Sunday, August 31, 2008

This will work, This will work, This will work...

This mornings u/s & bw was another success. My E2 level is up to 895 (350 on Fri) and my follies are about 13mm. I go back in on Tuesday and at that time should find out when my retrieval will be. We are still on track for Thurs or Friday.

After such an easy time with the meds for the past few weeks I knew it was only a matter of time until I started feeling the effects and the time has come. I am achy all over, I have a dull, annoying headache that constantly travels with me, my ovaries hurt, I'm bloated, a little nauseous, I can cry at the drop of a hat, and the shots are getting tougher every night. We honestly have nowhere to put them that isn't bruised and the shots are getting more and more painful. It feels like a bee is stinging me on the inside when the medicine goes in. I'm not trying to be a downer and complain, just had to give a true account of what IVF feels like. I feel so lucky to have had such an easy time so far, the Lupron gave me no side effects and the stims have been somewhat easy so far. I knew I couldn't fly through it all with no discomfort. Only 2 or 3 more nights of the stims and then we are on to the next phase. Getting so close!

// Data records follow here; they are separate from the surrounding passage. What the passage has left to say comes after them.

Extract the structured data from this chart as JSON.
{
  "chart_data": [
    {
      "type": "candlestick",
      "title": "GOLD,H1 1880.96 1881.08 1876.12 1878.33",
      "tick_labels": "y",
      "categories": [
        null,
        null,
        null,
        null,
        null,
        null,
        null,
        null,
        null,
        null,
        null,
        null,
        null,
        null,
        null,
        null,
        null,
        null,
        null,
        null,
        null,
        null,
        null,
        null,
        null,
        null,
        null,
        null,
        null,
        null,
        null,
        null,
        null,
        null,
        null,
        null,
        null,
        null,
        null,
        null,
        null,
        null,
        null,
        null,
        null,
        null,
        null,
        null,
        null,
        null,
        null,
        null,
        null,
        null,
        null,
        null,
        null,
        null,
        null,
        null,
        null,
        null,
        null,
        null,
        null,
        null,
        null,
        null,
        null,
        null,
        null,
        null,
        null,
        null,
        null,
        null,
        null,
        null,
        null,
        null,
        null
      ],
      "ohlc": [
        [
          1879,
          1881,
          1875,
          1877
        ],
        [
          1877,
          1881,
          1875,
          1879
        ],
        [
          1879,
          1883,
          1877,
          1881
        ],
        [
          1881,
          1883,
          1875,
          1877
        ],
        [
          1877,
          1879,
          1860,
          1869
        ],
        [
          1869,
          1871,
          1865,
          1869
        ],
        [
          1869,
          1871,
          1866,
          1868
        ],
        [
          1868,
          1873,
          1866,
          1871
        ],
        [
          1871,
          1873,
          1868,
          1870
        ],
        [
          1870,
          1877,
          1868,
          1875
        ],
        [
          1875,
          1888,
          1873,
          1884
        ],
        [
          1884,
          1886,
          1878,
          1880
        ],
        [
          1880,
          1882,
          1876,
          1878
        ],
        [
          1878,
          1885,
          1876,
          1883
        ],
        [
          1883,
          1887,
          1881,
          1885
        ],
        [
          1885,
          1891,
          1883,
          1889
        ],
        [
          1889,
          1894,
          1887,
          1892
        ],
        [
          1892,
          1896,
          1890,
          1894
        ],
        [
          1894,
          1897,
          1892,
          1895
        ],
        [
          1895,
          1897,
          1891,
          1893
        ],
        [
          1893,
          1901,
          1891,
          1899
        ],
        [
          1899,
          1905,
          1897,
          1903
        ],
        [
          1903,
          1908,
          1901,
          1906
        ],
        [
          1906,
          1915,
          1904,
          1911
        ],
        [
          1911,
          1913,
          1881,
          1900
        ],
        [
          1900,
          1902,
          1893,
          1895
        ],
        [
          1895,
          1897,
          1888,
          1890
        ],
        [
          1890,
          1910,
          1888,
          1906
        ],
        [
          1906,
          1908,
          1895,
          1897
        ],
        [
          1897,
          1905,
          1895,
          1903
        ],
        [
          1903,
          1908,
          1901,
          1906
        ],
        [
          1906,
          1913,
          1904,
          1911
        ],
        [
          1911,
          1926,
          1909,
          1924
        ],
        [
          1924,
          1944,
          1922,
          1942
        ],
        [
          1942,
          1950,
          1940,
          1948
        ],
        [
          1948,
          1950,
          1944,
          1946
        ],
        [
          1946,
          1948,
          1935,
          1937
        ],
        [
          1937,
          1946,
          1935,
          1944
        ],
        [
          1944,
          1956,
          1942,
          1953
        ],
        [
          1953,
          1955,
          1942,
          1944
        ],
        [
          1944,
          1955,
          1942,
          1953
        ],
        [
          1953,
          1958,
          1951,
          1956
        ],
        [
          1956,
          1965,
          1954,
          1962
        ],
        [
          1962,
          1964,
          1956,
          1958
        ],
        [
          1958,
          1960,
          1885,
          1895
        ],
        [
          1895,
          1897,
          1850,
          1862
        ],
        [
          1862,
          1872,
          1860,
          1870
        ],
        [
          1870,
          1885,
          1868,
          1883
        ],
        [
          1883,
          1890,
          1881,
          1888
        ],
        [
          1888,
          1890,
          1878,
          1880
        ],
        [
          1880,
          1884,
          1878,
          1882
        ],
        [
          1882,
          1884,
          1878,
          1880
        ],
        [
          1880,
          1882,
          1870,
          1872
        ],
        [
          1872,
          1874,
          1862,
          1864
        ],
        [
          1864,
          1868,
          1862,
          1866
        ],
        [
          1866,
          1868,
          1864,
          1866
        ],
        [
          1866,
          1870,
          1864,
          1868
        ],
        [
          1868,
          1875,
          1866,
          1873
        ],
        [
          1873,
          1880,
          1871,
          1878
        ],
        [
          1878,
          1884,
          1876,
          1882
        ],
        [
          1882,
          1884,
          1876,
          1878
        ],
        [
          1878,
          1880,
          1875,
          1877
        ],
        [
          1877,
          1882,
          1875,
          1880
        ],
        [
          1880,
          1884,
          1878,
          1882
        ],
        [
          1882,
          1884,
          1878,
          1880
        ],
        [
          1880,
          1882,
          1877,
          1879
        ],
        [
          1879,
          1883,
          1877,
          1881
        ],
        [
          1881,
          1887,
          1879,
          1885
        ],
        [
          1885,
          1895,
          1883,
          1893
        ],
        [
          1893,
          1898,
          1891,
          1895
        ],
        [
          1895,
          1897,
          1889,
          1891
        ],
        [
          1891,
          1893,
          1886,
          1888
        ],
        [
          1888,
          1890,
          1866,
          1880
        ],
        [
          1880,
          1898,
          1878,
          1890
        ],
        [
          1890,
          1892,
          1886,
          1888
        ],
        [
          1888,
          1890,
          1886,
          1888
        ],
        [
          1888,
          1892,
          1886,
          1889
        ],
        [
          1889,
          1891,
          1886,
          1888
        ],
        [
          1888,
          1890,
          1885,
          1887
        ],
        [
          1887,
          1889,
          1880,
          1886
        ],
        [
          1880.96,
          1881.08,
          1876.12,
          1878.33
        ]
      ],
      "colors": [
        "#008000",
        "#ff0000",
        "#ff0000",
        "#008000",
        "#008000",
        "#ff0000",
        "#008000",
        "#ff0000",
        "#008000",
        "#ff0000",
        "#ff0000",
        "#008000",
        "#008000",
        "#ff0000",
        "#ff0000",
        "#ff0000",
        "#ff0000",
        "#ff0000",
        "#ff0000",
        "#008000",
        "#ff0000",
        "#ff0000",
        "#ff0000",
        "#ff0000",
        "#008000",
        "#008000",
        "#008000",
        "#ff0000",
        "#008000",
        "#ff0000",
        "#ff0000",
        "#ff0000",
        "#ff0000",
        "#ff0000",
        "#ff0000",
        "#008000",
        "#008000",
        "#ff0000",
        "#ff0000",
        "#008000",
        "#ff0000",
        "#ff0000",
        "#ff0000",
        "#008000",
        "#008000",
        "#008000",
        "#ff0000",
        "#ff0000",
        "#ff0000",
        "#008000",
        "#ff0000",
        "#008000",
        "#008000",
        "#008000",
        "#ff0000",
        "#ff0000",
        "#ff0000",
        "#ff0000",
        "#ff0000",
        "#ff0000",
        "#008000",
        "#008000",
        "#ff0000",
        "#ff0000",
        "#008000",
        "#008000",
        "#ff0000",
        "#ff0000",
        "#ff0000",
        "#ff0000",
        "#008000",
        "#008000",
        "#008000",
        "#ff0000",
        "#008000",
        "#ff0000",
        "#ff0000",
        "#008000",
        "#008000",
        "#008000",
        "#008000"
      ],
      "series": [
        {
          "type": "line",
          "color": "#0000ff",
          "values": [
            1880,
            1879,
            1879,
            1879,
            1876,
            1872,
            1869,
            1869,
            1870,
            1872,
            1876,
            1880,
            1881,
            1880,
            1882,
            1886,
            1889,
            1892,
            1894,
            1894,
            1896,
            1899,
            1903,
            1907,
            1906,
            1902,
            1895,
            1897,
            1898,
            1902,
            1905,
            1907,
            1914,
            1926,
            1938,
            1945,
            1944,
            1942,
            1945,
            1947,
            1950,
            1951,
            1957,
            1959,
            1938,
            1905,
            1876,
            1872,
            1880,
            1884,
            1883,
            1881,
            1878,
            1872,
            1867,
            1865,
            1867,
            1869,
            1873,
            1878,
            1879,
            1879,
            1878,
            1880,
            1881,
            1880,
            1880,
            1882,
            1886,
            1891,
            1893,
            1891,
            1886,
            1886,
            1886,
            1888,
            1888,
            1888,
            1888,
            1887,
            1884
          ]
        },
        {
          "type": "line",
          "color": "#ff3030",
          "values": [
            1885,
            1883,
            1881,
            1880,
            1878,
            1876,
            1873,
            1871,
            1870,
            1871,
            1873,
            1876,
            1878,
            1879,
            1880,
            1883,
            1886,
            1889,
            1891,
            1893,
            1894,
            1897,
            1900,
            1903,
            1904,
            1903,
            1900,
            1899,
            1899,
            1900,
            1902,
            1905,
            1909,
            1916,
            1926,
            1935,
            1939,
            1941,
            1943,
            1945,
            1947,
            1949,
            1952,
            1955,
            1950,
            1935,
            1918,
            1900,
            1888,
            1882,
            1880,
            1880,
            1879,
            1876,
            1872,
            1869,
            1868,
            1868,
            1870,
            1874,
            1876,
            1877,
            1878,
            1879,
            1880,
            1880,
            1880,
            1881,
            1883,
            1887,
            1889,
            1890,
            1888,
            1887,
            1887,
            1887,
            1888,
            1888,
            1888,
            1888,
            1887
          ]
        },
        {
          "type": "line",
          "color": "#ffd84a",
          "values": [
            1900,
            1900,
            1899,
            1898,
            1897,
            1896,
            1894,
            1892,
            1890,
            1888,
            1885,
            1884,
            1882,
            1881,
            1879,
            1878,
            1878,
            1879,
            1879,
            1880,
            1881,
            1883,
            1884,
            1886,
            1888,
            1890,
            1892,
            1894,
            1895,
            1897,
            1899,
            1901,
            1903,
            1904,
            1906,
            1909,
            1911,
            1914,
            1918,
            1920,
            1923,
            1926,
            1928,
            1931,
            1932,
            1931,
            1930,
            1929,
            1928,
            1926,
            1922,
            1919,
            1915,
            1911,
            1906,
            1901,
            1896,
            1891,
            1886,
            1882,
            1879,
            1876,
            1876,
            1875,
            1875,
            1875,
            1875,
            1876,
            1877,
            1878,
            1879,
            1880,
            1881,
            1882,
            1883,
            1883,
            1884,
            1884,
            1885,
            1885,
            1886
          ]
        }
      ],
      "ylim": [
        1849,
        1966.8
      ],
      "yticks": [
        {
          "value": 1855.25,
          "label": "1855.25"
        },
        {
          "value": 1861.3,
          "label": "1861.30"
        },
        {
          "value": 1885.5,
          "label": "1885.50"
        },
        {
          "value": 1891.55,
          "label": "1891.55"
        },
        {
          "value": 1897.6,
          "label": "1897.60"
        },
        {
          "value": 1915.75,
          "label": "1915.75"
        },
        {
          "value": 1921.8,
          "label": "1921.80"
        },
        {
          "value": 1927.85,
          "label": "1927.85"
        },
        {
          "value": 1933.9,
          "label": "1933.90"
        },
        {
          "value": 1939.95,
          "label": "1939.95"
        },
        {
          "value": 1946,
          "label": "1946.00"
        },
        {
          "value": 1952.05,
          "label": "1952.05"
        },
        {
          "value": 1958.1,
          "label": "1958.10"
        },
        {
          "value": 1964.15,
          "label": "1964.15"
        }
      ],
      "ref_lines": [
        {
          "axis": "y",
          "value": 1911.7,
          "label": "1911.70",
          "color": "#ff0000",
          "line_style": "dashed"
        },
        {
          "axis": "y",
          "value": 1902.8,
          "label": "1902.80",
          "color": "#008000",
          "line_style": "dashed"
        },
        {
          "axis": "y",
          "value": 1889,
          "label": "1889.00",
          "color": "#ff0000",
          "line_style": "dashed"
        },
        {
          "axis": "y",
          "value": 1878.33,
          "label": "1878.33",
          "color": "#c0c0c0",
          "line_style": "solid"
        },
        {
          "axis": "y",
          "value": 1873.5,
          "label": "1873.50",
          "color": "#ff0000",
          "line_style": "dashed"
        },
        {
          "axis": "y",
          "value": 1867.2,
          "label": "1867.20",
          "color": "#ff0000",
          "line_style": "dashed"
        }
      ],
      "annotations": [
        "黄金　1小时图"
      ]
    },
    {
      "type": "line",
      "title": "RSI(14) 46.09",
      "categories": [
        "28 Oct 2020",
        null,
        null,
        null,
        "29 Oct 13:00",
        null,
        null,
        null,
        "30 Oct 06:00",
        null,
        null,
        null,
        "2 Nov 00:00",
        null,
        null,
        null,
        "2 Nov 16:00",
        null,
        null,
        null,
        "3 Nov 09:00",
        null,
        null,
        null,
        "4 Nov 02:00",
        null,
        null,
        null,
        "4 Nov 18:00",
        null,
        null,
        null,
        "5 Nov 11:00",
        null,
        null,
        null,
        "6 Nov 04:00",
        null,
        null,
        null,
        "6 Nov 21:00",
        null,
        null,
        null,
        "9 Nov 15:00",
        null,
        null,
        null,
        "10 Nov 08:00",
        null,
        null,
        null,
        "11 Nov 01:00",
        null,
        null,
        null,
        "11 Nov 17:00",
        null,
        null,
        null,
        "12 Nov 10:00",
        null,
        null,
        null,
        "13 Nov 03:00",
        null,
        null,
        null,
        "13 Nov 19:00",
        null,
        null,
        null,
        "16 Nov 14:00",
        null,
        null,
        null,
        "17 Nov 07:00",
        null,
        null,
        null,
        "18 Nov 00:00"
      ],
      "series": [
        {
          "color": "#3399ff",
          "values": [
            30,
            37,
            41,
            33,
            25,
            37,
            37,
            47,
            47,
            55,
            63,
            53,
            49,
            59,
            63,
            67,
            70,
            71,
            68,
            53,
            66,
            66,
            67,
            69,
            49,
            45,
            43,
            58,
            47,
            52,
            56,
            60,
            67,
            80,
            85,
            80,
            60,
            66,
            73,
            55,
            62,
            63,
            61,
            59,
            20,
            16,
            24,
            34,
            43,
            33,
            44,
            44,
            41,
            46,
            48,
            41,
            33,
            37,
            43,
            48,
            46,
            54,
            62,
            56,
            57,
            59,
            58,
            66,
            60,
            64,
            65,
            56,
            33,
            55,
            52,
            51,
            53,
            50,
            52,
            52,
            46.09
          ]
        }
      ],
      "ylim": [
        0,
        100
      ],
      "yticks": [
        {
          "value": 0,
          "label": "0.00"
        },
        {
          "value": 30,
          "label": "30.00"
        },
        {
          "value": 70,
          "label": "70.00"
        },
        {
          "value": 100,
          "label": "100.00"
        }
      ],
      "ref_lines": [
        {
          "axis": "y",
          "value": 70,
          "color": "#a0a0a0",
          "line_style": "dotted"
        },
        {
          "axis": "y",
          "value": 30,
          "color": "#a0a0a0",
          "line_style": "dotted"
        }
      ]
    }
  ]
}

I'm trying to keep my mental attitude in a good place. The negative thoughts constantly creep in and all I can do is continually try to push them out and replace them with positive ones...aka, "this will work, this will work, this will work." I'll let you know how it's working!

2 comments:

my hope my faith my love said...

Sorry you are brusing. That sucks, glad you ahve not had any side effects that were real bad. Can't wait to hear when your ER is.

The Brown Family said...

As I was reading your description of the discomfort and pain you're going through, the aching, bloating, emotions and head aches, it reminded me of my pregnancy. Even with a normal and healthy pregnancy and birth, it was really difficult and scary for me. I threw up, had headaches, horrible heart burn and back pain, and I was extremely emotional some times. There were days that I would run into the doctor's office just to hear her heart beat to make sure she was still alive. So if I went through that, I can only begin to imagine what you're going through right now. I can only begin to grasp what kind of torture your heart will go through until you finally have your baby(ies) in your arms. I want you to know that we pray for you often and are always thinking of you both. When you ask God for some thing, He wants you to do your best to make it happen, and have faith, then He will do the rest. You are doing more than you can to make this work, and I know that God will follow through on His part o the bargain. Just have faith! This will work, this will work, this will work.